Her eyes widened, but he saw no sympathy in them. Again, he didn’t expect there to be. Reilly rubbed the back of his neck, looking anywhere but at her face. An awkward pause filled in the shadowed spaces between them. He figured the best thing he could do was leave it at that. But he couldn’t. He caught his lower lip between his teeth and glanced up at her from beneath his lashes, still wanting to say something—something that wasn’t so damned volatile. But there were no words that could make up for the bad blood between them.

He followed her to a door at the end of the hall where she stopped. The horse-dog waited at her feet, watching him with a cold and steady look.


Gracie.” He reached out as he said her name, but the dog advanced with lightning speed and a low growl. Reilly took a hasty step back.

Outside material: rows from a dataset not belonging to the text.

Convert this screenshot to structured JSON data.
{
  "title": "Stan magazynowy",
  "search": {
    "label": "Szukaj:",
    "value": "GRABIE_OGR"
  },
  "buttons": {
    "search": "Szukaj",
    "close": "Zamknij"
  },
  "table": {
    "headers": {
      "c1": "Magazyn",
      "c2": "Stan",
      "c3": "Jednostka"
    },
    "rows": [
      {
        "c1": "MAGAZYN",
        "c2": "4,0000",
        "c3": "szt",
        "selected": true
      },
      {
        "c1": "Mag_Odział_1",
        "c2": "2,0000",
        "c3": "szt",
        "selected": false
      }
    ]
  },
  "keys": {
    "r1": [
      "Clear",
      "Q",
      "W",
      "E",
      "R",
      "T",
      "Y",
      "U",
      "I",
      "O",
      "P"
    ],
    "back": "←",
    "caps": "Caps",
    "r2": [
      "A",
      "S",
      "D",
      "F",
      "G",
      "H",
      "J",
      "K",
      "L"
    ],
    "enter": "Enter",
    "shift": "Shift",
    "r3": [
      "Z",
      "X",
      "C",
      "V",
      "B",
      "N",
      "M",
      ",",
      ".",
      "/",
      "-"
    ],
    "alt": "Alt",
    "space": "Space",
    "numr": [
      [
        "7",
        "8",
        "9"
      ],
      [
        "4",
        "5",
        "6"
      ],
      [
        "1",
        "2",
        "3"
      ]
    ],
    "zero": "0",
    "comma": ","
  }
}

Juliet,” Gracie reprimanded in a harsh whisper. “No. Friend. Friend.”

She stepped forward and wrapped her arms around Reilly’s middle in another of the meaningless hugs she’d given him earlier. The warmth of her body came through the light embrace and toyed with his overwrought senses. Her hair smelled of coconut, her skin of something sweet and seductive, a scent he knew he’d be thinking of long after she left. The tension in her body seemed to travel like a current to his and he wanted to wrap his arms around her and hold her tight against him. She pulled back, looking at him with a mixture of hurt, anger and mystified yearning that he understood all too well.

She let go and went into her room without a word. The horse-dog shot him another dirty look before following. Reilly remained where he was, staring at the painted door as it closed in his face.


Christ,” he muttered in the darkness. He should just cut his losses and get the hell out of Dodge now, before he dug himself any deeper. But he wouldn’t. That much he knew for certain.

 

***

 

GRANDMA Beck’s inner sanctum was one Gracie had rarely breached in the seventeen years of living here. Carolina Beck had been an intensely private woman, known by all, yet truly known by none, least of all her granddaughter. As Gracie closed and locked the door, she couldn’t help feeling like a trespasser. The room was freezing cold and after the sweltering heat of downstairs it brought gooseflesh to her arms and shivers through her body. She looked around for the vent, thinking this explained why the rest of the house hadn’t cooled. Obviously, all of the air dropped into this room and went no farther. Maybe if she closed the vent a little, it would force the cool air to the rest of the house. But the outlet had to be behind one of the heavy pieces of furniture, because she couldn’t find it anywhere else.

Frowning, she gave up her search. Trying to keep her mind blank, she stripped and remade the bed, pausing for a moment with the old sheets in her hands. They smelled of Avon’s Skin So Soft lotion, which her grandmother had used since the beginning of time. The scent pulled her back to when she was young and Grandma Beck had held her and loved her. Tears blurred her eyes as she dumped the sheets in the laundry basket.